Filling your day can be hard, but I have books to read, friends to see, and cakes to bake, I can occupy the time but not the energy, not the need to get my “hit.” I’m lucky though, if I lived with other riders it would be worse. I’ve been avoiding watching races, reading about them, etc. I hate watching the races I wanted to race in; you feel like an accessory. I don’t want to be in the limelight unless I deserve to be, and without my bike I just feel like a spare part. I see the boys riding and I just want to be there, to help, to attack, when I can see them tiring, to gasp for breath with them and to share the pain you can see all over their faces.
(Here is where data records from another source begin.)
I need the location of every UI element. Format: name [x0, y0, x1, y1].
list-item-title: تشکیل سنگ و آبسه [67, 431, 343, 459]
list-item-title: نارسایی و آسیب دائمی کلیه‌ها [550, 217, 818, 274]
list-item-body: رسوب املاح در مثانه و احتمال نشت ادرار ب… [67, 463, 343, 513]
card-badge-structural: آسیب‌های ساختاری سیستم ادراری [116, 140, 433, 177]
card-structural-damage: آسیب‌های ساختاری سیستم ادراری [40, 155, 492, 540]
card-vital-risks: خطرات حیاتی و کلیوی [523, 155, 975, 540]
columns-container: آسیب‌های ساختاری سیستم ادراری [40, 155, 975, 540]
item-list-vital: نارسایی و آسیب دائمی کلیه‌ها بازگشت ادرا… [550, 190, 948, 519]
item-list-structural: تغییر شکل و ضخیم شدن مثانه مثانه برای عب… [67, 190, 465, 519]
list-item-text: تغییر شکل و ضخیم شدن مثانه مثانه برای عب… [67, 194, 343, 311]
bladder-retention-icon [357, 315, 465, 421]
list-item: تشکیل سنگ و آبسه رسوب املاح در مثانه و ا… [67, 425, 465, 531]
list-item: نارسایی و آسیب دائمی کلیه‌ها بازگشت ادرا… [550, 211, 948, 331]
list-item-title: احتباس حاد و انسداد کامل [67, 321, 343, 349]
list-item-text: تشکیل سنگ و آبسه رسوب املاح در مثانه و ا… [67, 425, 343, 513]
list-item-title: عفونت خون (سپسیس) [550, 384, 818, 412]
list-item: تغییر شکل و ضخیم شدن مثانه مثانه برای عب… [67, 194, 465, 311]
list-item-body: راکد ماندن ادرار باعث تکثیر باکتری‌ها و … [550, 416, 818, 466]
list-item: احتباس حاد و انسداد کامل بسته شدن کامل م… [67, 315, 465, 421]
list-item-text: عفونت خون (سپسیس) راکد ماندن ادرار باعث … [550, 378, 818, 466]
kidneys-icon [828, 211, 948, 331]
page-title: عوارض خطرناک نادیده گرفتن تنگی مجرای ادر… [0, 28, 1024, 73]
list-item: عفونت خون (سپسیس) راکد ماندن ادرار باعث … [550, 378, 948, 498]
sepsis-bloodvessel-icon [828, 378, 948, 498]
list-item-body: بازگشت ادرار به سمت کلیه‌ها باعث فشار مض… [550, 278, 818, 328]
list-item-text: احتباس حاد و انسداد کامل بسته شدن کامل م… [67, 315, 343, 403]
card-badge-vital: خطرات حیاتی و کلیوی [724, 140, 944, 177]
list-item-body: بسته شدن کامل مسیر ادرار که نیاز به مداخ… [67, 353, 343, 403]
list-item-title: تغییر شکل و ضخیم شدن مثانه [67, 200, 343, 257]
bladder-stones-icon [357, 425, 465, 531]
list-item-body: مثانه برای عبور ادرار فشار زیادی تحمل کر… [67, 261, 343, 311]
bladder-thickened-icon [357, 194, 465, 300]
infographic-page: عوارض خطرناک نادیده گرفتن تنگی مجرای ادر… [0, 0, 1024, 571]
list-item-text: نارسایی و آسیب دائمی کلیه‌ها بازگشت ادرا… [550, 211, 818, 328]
Then there’s my special little issue – my insulin bolus amounts, basal rates, carb counts, etc. that are all set up for a ferociously-exercising individual. If I’m going to be pinned to the sofa I have to recalculate all that and in doing so, change my diet and routine to master those changes. There are times when I’m going to be high and that isn’t going to make me feel great. But I don’t want to over insulinise (that is really a word) and spend my time guzzling dextrose and gaining kilos.
There is a silver lining to (most) every cloud, and I’ve been trying to paint silver inside mine. I’ve been walking the dog, going to the pub, going to literature talks, and working on my much-neglected dissertation. It’s nice to have time but a bit scary to not have a limit to this expanse of “free” time. Still, could be worse, I could have to go to work in a cube!